队友四下敲了敲门无人应答,他自言自语道,大哥这时候不在家,难不成又上麻将桌打牌去了。
他掏出手机打大哥的电话,问他在哪?
大哥声音响亮的说在镇医院呢。
队友叫了声我靠,小弟打电话又不说在医院住院,我还以为他在家里,害我白跑一趟。于是和大哥说我现在到了你家门口,等下就来医院。
我们掉转车头朝家的方向跑,回程感觉很快,一会就到了医院,问一楼值班医生,住院的病人在几楼?
医生说在二楼和三楼!
上到二楼空荡荡的,一个住院的人也没有。又往三楼跑,三楼也是空荡荡的,只有一个房间里有人说话的声音。
跑进去一看,只见大伯哥躺床上,膝盖处缠了绷带,房间里还有他的好朋友夫妻俩及他们三岁的孙儿,还有队友家的小弟。
几个人闲聊了一阵,询问了大哥的情况,也不是很严重,只是摔在膝盖处,活动受阻,上大号不方便。
队友问他大哥白天需不需要我们送饭?
小叔子在一旁道,大哥的亲家来过了,说侄女不在家,他们来送饭。
队友吩咐小叔子晚上陪床,弟媳出外打工去了,小叔子也在附近工厂做事,只有一两天假。
小叔子道,我今晚在这里陪他,明天傍晚我要回厂上班了,看你能来陪他不!
队友道,明晚再看吧,我这几天在外做事累得很,在医院睡觉我认床可能会失眠。
大哥忙说不需要你们陪,只是要到你家拿脸盆和毛巾用。
队友对小弟说你明天一早去我店里拿吧。
几人又闲聊了一阵,大家都劝大哥要少打牌,熬夜真伤身,尤其他这种人,病倒了真的没人能照顾他。
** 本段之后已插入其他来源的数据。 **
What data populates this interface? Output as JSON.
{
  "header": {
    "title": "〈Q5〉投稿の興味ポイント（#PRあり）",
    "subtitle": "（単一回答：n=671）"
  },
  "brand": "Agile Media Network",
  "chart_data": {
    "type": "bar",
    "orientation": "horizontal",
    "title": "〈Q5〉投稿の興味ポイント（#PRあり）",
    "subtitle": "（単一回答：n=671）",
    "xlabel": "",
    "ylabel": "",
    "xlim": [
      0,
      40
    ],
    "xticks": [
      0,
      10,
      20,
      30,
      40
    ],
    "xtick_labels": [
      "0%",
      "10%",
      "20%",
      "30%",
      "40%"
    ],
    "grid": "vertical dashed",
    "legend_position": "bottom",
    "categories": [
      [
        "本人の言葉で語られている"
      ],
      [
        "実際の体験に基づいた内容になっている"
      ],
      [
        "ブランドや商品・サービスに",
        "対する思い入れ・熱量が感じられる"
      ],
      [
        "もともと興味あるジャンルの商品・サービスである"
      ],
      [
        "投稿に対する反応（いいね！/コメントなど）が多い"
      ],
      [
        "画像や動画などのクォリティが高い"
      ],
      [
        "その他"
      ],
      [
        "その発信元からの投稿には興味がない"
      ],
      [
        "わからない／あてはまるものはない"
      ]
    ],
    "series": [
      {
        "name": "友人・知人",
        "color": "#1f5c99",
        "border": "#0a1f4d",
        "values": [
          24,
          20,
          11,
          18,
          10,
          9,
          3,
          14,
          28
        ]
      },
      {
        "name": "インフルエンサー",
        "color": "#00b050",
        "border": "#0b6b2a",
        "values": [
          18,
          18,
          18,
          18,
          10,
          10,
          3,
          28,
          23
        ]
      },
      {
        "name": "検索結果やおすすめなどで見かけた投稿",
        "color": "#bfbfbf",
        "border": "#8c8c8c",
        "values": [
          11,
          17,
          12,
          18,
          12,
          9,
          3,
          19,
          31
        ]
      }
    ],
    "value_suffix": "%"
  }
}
侄子出去打工才个把月,不可能辞工回来,侄女已出嫁,也外出打工了。
兄弟姐妹也不可能时时照顾他,各家有各家的难处。
估计大哥躺在病床上,也会思量思量他今后的路,今年老天爷已两次警告他,他该知道爱惜自己的身体了。
直到那个三岁的小朋友吵着要回家,我们才一起告辞回来。
估计大哥在医院要呆个两三天,吊几天消炎水才会出院。